DeepFace: Closing the Gap to Human-Level Performance in Face Verification

scotth · on March 13, 2014

It's surprising to me that there isn't a single positive comment in this thread considering how amazing this is. Sure, it has other implications, but were we really hoping to prevent computers from recognizing faces permanently?

normloman · on March 13, 2014

No, we were just hoping to prevent creeps like facebook from using it to tailor advertising.

dave_sullivan · on March 13, 2014

Ah, there's how you get to minority report type stores/advertising being used in practice...

1. You upload photos to Facebook. Facebook detects various commercial products or even--assuming deep learning can take things to "higher level" representations--"style preferences" of people recognized in the photo. It will also develop style preferences based on context, location, etc. (dive bar or classy lounge?) Because it knows who is in the picture, etc. it can correlate that with an identity.

2. Facebook then sells this "identity" to the Gap -- no actual information about the user, just these raw vectored "style preferences" which contain all knowable brand information about each user. Facebook can provide massive coverage here.

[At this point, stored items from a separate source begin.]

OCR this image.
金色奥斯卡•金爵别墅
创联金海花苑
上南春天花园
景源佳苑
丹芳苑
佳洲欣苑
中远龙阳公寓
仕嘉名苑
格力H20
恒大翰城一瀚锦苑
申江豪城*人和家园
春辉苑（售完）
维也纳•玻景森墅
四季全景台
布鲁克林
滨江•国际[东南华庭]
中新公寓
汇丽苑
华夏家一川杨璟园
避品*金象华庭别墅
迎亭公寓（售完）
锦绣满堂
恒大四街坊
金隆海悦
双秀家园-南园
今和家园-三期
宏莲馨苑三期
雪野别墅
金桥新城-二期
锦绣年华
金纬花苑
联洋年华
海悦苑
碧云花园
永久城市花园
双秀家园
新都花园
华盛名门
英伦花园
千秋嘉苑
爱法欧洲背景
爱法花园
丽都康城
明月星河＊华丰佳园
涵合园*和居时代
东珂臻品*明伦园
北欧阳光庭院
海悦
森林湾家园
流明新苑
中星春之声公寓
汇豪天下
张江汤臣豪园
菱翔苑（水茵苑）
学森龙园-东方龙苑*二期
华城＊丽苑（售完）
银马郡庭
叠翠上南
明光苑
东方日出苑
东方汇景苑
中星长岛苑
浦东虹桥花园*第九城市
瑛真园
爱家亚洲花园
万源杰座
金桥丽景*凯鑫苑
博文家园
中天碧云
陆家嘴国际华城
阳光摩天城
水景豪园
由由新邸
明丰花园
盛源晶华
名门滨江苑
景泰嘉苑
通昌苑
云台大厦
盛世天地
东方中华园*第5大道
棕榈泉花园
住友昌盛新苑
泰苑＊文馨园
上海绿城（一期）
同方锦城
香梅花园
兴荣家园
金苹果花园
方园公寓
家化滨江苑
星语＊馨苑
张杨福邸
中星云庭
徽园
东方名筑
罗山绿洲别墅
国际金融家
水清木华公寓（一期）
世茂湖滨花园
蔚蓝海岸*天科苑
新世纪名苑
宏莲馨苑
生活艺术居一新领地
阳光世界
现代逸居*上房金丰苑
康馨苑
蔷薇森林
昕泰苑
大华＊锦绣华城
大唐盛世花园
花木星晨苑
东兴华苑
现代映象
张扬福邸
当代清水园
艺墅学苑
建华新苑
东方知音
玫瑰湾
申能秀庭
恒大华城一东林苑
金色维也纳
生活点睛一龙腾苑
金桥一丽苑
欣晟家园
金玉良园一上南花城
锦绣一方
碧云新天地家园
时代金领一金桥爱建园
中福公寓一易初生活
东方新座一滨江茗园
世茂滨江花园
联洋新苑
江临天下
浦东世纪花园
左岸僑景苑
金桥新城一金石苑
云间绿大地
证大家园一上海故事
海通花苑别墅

3. You walk into a Gap store. Gap has installed software provided by Facebook to detect your face/person/style preferences (but no personally identifiable information, just that "the person with this face has these preferences and probably makes this much money so you might offer X,Y,and Z at these prices") and you then get an offer via facebook message (or "facebook offer"?) on your phone to buy what you think is actually a really cool jacket at an admittedly reasonable price (based on what you're used to paying for jackets).

This probably has massive ramifications for outfits like Costco or Target or Walmart where individual consumer preference/taste/whatever can really make a difference in choosing effective lineups of products... Maybe they manage to offer deals that sort of price themselves based on what they know the user will pay?

Almost not a bad idea...

reader5000 · on March 13, 2014

"Luddite news"

cs702 · on March 13, 2014

The key innovation is an accurate, reliable method for rotating faces so they're 'looking straight at the camera' before feeding them to a deep neural network. They call this 3D photo rotation process "frontalization." Figure 1 on page 2 of the paper shows at a very high level how this is being done. Very nice!

weezer · on March 13, 2014

Just a little background the paper itself doesn't provide:

The 3-d modeling and rotation is building on the work Yaniv did as part of Face.com (face recognition startup), which was acquired by Facebook.com. Studied here: http://vis-www.cs.umass.edu/lfw/results.html

Also Marc'Aurelio was just hired away from Google and is a deep learning expert.

apu · on March 13, 2014

Actually, that's only one of the contributions, and I'm not so sure it's the "key innovation". Every other recent face recognition method also tries to do some kind of alignment to make faces more similar in pose/expression/lighting prior to classifying them; and of these, several also fit faces to a 3-d model to rotate to frontal (with varying quality).

See my other comment for my guess on what's actually providing the boost: https://news.ycombinator.com/item?id=7393378

cs702 · on March 13, 2014

Yes, other attempts "also fit faces to a 3-d model to rotate to frontal (with varying quality)," as you put it, but this method for rotating faces appears to be superior -- more accurate and reliable.

It looks like the main contribution to me :-)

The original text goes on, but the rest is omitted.